BAGHDAD, Iraq (CNN) -- Nightmarish political realities in Baghdad are prompting American officials to curb their vision for democracy in Iraq. Instead, the officials now say they are willing to settle for a government that functions and can bring security.
A workable democratic and sovereign government in Iraq was one of the Bush administration's stated goals of the war.
But for the first time, exasperated front-line U.S. generals talk openly of non-democratic governmental alternatives, and while the two top U.S. officials in Iraq still talk about preserving the country's nascent democratic institutions, they say their ambitions aren't as 'lofty' as they once had been.

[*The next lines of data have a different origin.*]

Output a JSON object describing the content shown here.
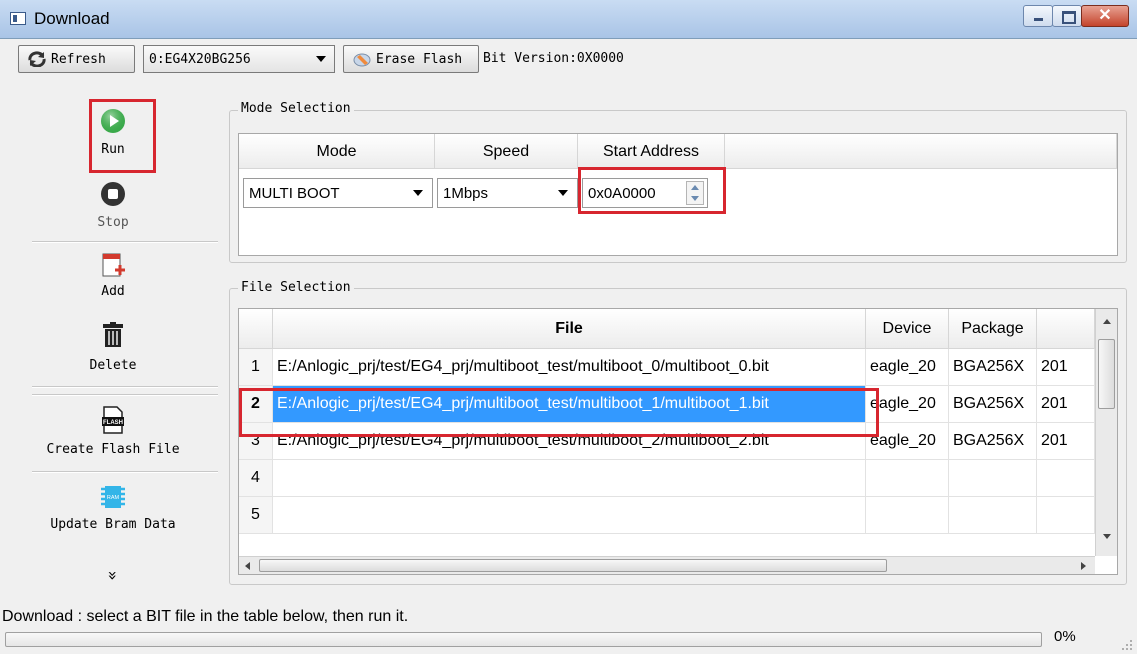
{
  "window": {
    "title": "Download"
  },
  "toolbar": {
    "refresh_label": "Refresh",
    "device_combo_value": "0:EG4X20BG256",
    "erase_label": "Erase Flash",
    "bit_version": "Bit Version:0X0000"
  },
  "sidebar": {
    "run": "Run",
    "stop": "Stop",
    "add": "Add",
    "delete": "Delete",
    "create_flash": "Create Flash File",
    "flash_icon_text": "FLASH",
    "update_bram": "Update Bram Data",
    "ram_icon_text": "RAM",
    "more": "»"
  },
  "mode_selection": {
    "title": "Mode Selection",
    "headers": {
      "mode": "Mode",
      "speed": "Speed",
      "start_address": "Start Address"
    },
    "mode_value": "MULTI BOOT",
    "speed_value": "1Mbps",
    "address_value": "0x0A0000"
  },
  "file_selection": {
    "title": "File Selection",
    "headers": {
      "file": "File",
      "device": "Device",
      "package": "Package",
      "extra": ""
    },
    "rows": [
      {
        "n": "1",
        "file": "E:/Anlogic_prj/test/EG4_prj/multiboot_test/multiboot_0/multiboot_0.bit",
        "device": "eagle_20",
        "package": "BGA256X",
        "extra": "201"
      },
      {
        "n": "2",
        "file": "E:/Anlogic_prj/test/EG4_prj/multiboot_test/multiboot_1/multiboot_1.bit",
        "device": "eagle_20",
        "package": "BGA256X",
        "extra": "201"
      },
      {
        "n": "3",
        "file": "E:/Anlogic_prj/test/EG4_prj/multiboot_test/multiboot_2/multiboot_2.bit",
        "device": "eagle_20",
        "package": "BGA256X",
        "extra": "201"
      },
      {
        "n": "4",
        "file": "",
        "device": "",
        "package": "",
        "extra": ""
      },
      {
        "n": "5",
        "file": "",
        "device": "",
        "package": "",
        "extra": ""
      }
    ]
  },
  "status": {
    "message": "Download : select a BIT file in the table below, then run it.",
    "progress_fraction": 0,
    "progress_label": "0%"
  },
  "colors": {
    "highlight_box": "#d7262f",
    "selection": "#3399ff",
    "run_icon": "#3aa94a"
  }
}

The failure of Iraq to emerge from widespread instability is a bitter pill for the United States, which optimistically toppled the Saddam Hussein regime more than four years ago. Millions of Iraqis went to the polls to cast ballots, something that generated great promise for the establishment of a democratic system.

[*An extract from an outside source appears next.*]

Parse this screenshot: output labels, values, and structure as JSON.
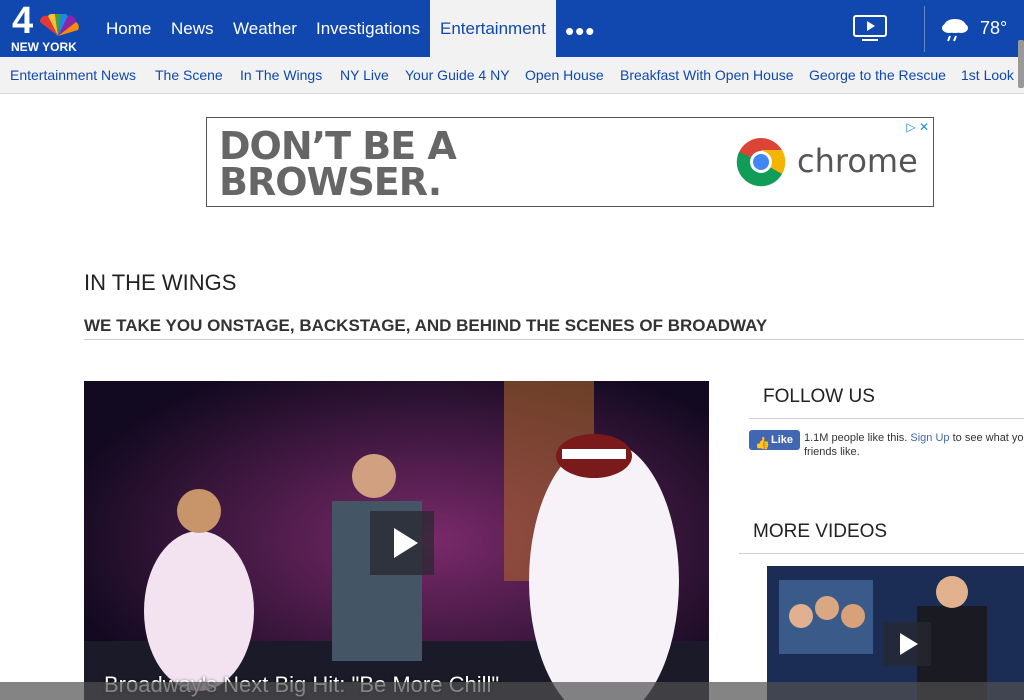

U.S. Ambassador to Iraq Ryan Crocker and Gen. David Petraeus, the top American commander in Iraq, declined to be interviewed for this story, but they issued a joint statement to CNN that reiterated that the country's 'fundamental democratic framework is in place' and that 'the development of democratic institutions is being encouraged.'
But Crocker and Petraeus conceded they are 'now engaged in pursuing less lofty and ambitious goals than was the case at the outset.'
The U.S. government has long cautioned that a fully functioning democracy would be slow to emerge in Iraq. But with key U.S. senators calling for al-Maliki's removal, some senior U.S. military commanders even suggest privately the entire Iraqi government must be removed by 'constitutional or non-constitutional' means and replaced with a stable, secure, but not necessarily democratic entity.